Stagg Field and the first controlled nuclear reaction, 1942
This was the location of the original Stagg Field-famous today for its role in the nuclear experiments that ushered in the Atomic Age during World War II. As German physicists were discovering how to split a uranium atom, Albert Einstein and Enrico Fermi expressed concerns to President Roosevelt that the German military might soon develop a nuclear weapon. Roosevelt responded by agreeing to gradually move forward with an ambitious research and development program that would grow to become the Manhattan Project-a top secret initiative to develop an atomic bomb.
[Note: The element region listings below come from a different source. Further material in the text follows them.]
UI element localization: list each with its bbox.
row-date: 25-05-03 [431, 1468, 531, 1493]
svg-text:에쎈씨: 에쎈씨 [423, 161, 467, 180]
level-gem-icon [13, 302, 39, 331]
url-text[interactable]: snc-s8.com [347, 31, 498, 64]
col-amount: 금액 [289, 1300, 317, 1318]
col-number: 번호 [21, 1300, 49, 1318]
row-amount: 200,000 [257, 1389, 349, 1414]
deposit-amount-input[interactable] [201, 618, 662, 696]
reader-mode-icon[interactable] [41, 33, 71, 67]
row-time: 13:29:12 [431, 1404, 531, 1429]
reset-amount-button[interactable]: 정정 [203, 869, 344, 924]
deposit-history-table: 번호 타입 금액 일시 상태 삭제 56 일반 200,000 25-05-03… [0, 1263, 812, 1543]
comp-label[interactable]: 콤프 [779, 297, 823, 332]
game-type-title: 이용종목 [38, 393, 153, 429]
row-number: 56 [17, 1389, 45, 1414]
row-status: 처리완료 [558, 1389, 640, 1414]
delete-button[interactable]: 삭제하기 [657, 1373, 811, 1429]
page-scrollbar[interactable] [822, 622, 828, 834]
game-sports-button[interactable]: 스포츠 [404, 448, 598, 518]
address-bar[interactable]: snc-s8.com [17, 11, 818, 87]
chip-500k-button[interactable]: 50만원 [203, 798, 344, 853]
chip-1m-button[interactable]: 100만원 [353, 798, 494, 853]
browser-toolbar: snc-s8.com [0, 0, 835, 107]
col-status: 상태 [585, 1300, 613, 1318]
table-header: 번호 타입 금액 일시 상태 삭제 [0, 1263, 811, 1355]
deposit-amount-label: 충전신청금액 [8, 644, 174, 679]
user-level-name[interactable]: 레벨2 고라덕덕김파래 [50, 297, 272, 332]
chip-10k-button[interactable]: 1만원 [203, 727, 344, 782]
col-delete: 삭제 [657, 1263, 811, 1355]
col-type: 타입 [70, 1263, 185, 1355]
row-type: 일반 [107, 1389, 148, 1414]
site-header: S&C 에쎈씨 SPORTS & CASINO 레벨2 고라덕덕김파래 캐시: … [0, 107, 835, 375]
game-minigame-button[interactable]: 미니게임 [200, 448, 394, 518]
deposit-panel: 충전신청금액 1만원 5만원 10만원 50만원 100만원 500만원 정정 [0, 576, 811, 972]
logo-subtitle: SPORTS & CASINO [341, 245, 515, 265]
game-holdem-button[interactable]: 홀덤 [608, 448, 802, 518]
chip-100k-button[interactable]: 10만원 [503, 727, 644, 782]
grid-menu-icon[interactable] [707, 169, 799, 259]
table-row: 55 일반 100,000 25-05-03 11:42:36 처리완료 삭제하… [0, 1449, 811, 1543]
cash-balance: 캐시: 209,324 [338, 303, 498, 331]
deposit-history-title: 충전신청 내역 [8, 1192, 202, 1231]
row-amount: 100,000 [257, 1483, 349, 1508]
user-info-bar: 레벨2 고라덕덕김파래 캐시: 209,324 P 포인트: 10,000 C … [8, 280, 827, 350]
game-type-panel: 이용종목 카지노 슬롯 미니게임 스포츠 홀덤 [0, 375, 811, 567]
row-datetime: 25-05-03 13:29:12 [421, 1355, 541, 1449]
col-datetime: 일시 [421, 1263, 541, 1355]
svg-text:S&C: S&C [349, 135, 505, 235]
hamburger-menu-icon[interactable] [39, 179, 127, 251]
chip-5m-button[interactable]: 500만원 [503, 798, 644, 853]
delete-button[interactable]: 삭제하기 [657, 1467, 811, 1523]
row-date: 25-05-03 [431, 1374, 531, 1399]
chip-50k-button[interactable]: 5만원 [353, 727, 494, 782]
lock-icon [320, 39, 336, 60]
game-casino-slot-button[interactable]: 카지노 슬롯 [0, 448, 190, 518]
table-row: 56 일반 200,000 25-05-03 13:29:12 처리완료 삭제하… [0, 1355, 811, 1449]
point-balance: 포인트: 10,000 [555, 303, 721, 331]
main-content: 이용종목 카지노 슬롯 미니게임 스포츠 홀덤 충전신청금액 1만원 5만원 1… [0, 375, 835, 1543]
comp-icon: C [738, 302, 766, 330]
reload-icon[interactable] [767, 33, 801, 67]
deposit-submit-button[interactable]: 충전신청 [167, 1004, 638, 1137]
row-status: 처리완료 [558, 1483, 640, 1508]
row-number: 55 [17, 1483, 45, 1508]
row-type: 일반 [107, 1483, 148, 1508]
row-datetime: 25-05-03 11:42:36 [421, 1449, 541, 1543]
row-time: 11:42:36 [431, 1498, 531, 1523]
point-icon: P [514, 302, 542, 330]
Three universities were involved in the initial stages of the research; Columbia University, the University of Chicago and the University of California at Berkeley. On December 2, 1942 at exactly 3:25 p.m. under the west stands of the University of Chicago’s Stagg Field, these researchers became the first to release and control the energy of the atom. Although not yet powerful enough to power a single light bulb, the success of this initial experiment inspired continued work, as well as the eventual completion of the atomic bomb. Ranging from the utilization of nuclear energy to power cities to the destructive power of nuclear weapons, a new age of science and technology began under the stands of Stagg Field.
Backstory and Context
Italian born scientist Enrico Fermi had worked with uranium for years. Having received the Nobel Prize in 1938 for his work on transuranic elements, and later moving to America, he was the lead scientist at the University of Chicago during the secretive Manhattan Project efforts. In 1939 it was discovered that bombarding an atom of uranium with neutrons would sometimes cause the uranium atoms to split. Later scientists discovered that when the uranium atom split, additional neutrons would emit and present the possibility of further reaction with other atoms. Knowing this, scientists deduced that a chain reaction was quite possible under this fission process. It was further believed that with enough uranium compiled together under the right circumstance, a controlled chain reaction could occur, at a point known as the “critical mass”. Over the next three years this concept was studied but it wasn’t until almost a year after the bombing of Pearl Harbor in 1941 a pile of critical mass was constructed and the controlled nuclear chain reaction had become reality.
During Fermi’s research, the squash court turned nuclear laboratory, had an odd look. Centered in a 30’ by 60’ room and covered on three sides by a gray balloon cloth laid a pile of bricks and wooden timbers. With square sides on the bottom and flat part way up the sides, a dome shaped top completed the careless “pile” look, a word now used to describe these devices. The scientists joked amongst themselves at this sight saying “If people could see what we’re doing with a million-and-a-half of their dollars, they’d think we are crazy. If they knew why we are doing it, they’d know we are.” (atomicarchive.com) Fermi and the other scientists stacked 19,000 pieces of uranium metal, uranium oxide fuel and 40,000 graphite blocks within a 24 foot square wooden frame to build Chicago Pile Number One (CP-1).
Scientist George Weil pulled out the cadmium-plated control rod at the critical mass point and history was made. After the success of this first controlled nuclear reaction more allocated funds poured into the project and nuclear facilities were being built in Tennessee and Washington. The Manhattan Project was about to experience rapid growth and top secret priority. By July 16, 1945 the first atomic bomb was ready to be tested. Members of the Manhattan Project were at the Alamogordo, New Mexico site to experience its detonation. After a blinding flash, a mushroom cloud that had reached 40,000 feet into the sky returned to earth, creating a half-mile wide crater. The scientists and government knew that a new age of weaponry was upon us.
Although destructive in the form of a bomb, the nuclear age brought upon many attributes as well. In the 1950’s the Atomic Energy Commission funded the opening of the Argonne Cancer Research Hospital and developed a treatment for cancer known as radiation. Expanding on this development, the continued use of radiological innovations enables the ability to diagnose and treat other types of diseases.